This fish, this log and this meander wouldn't have been here even a year ago. A levee used to fence the river and the fish out. Then King County did what until recently was unthinkable: It ripped the levee out and gave this bit of land north of Highway 18 in Auburn back to the river.
The project, completed last year, reconnected the Green River with a side channel to provide refuge for salmon and water to recharge the aquifer. The county planted native vegetation on the banks, and hauled in woody debris to slow the current and create hidey holes for fish.
It's just one of many projects planned to eventually return stretches of land totaling more than 33 miles along the county's major rivers back to nature — rather than fighting it.
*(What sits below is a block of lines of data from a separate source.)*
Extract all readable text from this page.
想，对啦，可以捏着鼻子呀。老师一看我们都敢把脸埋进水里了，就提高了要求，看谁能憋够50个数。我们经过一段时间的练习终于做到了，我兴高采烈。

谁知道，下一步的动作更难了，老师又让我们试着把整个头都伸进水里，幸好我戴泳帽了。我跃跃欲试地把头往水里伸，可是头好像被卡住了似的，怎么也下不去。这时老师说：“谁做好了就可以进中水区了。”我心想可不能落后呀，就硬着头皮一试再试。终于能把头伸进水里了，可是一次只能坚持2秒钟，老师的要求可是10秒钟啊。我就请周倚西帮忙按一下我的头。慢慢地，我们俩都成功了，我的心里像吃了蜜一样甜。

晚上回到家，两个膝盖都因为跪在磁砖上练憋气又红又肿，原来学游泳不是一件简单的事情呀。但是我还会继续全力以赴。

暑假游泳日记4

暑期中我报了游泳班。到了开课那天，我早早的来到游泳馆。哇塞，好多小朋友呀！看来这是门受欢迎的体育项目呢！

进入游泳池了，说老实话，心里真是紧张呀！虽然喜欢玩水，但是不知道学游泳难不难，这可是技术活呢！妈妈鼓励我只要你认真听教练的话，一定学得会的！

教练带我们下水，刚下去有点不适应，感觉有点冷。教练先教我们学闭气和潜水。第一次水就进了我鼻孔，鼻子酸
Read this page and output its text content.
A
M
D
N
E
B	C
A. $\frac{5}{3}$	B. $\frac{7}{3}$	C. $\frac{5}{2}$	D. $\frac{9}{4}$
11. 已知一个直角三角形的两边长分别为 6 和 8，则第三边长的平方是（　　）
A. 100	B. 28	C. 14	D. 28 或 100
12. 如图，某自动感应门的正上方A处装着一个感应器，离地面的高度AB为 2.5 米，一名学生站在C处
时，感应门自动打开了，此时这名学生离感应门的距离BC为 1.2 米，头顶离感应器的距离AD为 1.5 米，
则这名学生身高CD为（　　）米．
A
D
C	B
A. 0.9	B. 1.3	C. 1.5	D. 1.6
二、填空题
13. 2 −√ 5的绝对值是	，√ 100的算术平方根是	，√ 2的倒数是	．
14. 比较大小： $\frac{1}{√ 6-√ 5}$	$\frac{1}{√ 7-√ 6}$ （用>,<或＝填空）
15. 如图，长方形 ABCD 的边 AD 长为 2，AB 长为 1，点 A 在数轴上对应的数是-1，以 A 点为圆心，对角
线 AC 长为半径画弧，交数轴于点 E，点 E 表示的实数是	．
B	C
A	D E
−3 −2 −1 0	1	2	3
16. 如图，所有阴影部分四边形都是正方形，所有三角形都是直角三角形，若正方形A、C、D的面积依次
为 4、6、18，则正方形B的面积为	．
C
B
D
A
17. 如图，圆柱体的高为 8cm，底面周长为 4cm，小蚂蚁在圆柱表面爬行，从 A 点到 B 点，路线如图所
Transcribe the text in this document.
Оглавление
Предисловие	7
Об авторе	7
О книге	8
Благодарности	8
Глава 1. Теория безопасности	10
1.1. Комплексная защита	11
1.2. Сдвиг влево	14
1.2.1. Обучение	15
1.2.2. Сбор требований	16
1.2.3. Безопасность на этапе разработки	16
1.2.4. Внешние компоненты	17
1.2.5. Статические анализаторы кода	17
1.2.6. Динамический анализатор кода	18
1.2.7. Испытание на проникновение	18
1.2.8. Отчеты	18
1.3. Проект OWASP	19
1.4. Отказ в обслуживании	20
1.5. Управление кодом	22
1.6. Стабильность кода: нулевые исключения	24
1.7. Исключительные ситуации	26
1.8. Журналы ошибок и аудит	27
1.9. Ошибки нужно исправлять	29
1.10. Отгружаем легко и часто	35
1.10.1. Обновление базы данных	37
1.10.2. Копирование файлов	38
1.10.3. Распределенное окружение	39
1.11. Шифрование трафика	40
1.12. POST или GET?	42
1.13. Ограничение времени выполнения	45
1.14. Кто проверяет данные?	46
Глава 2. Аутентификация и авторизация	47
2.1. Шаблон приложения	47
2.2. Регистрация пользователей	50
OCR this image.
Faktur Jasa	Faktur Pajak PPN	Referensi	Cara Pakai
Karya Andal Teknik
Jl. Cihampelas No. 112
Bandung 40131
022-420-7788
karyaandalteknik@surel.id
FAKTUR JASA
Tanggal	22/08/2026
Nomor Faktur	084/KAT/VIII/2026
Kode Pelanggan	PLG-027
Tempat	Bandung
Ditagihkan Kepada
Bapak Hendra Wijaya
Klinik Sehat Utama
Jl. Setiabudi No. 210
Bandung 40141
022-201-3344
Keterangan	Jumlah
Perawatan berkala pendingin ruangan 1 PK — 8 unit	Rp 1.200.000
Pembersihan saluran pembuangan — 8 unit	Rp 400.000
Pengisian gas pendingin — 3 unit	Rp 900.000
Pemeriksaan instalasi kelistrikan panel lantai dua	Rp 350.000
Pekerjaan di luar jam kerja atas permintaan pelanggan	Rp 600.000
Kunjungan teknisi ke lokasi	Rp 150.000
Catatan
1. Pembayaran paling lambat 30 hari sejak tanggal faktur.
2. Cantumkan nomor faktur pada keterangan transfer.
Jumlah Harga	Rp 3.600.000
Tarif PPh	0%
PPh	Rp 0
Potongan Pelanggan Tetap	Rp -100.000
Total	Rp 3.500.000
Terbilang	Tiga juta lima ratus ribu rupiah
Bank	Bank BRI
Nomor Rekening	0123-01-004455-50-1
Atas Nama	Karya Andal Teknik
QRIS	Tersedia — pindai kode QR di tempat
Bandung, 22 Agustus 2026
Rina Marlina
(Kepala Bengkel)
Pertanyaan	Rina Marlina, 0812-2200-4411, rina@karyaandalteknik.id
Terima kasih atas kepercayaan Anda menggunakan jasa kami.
The difficulty of trying to hold a swollen river to its banks was on frightening display earlier this month in southwestern Washington, where flooding damaged or destroyed hundreds of homes and dozens of businesses in the Chehalis River watershed, and closed Interstate 5 for four days.
Levees expected to protect roads and buildings were overtopped by the floodwaters.
The work along the Green River is a new approach for King County, which already has allowed more than $7 billion in development in its floodplains, and has suffered eight federal flood-disaster declarations since 1990, most recently in November 2006.
"Rivers don't negotiate with you. So you have got to figure out what the river's behavior is going to be, and accommodate that," said Ron Sims, King County executive. "Nature has the last vote and the longest memory."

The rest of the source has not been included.